Think back to years ago, before war for altruism became official U.S. foreign policy, before inflation and the Biden presidency—before pandemic panic and lockdown—before Trump, 2008’s financial crash, Obama and Black Tuesday. Royal Wedding with Jane Powell and Fred Astaire takes you to a lovelier time and place. Lightness makes the 1951 movie a treasure in time.
Colored in gray, red and gold, splashed with song, dance and snappy but subtle humor and pegged to the title’s impending wedding between an English prince named Philip and his bride, Elizabeth, the queen of England, this 93-minute MGM musical marks a moment in Fred Astaire’s exemplary artistic career when the then-51-year-old actor and dancer depicted a scenario similar to his own life. Dancing for hire with a sister in London, charming London audiences and enchanting its aristocrats forms a general basis for Royal Wedding, which brushes itself with nonchalance and a touch of Adele Astaire’s arch and knowing sexual liberation. Stanley Donen, who later directed the overestimated Singin’ in the Rain, makes with Royal Wedding his directorial debut.

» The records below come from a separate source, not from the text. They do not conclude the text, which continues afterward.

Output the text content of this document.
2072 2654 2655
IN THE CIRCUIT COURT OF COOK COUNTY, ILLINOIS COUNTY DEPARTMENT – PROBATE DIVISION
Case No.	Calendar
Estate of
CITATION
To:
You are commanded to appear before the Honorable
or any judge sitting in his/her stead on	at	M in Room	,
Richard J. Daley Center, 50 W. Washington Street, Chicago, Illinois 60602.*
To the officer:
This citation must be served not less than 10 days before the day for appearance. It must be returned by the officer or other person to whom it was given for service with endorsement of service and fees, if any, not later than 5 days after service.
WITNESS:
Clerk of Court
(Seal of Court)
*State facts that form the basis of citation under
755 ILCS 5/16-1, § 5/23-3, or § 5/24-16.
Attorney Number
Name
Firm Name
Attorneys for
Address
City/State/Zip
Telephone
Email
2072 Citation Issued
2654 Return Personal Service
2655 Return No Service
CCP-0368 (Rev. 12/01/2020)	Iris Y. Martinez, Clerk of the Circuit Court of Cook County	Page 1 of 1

Look for Fred Astaire and, as his sister, the estimable Jane Powell, as well as the always forgettable Peter Lawford, Keenan Wynn as twins for comic relief, Albert Sharp and Winston Churchill’s daughter, Sarah, as the melancholy Englishwoman Astaire comes to love. “What everyone seems to remember from this movie is the famous solo in which Astaire dances on the walls and ceiling,” writes Joseph Epstein in a biography of Fred Astaire, noting that Astaire’s fitness display comes courtesy of a rotating cylindrical structure with the furniture and camera nailed to the floor. It’s a fascinating exhibition of Fred Astaire’s lean, physical superiority.
My favorite dance scene decks the dancer in red socks and scarf with rolled-up sleeves in an exercise-themed solo performance with a hat rack; his moves are slow with smooth, lush orchestration. You can’t help but smile watching this dance with Fred Astaire’s whole body in view before he takes his bows to an imagined audience. Royal Wedding begins with Fred Astaire as a king on his throne as Powell plays a dainty servant dancing with a duster. The camera pulls back, revealing stiff soldiers, then farther back to show an orchestra conductor in wordless commencement of the story.
“I like weddings,” Fred Astaire’s character admits, “provided, of course, they’re not mine.” The elegant playboy dancer and his naughty playgirl sister wear stunning tuxedoes, gowns, dresses and dance costumes—with Powell’s wispy skirt falling between her dance partner’s legs as a passenger ship tilts and sways during a wild ocean storm. The couple dips, turns and touches—always with elegance, strength and control. Add London fog, jokes about “the colonies,” neat pencil skirts, men’s clothes and ladies’ dresses with pockets—as well as footage of Queen Elizabeth’s wedding to Prince Philip—and a doubledecker bus, folded into a quadruplicate marriage theme—and Royal Wedding, which ends too abruptly, tantalizes, entertains and affords a ticket back in time to a golden post-world war moment when the Fifties first began.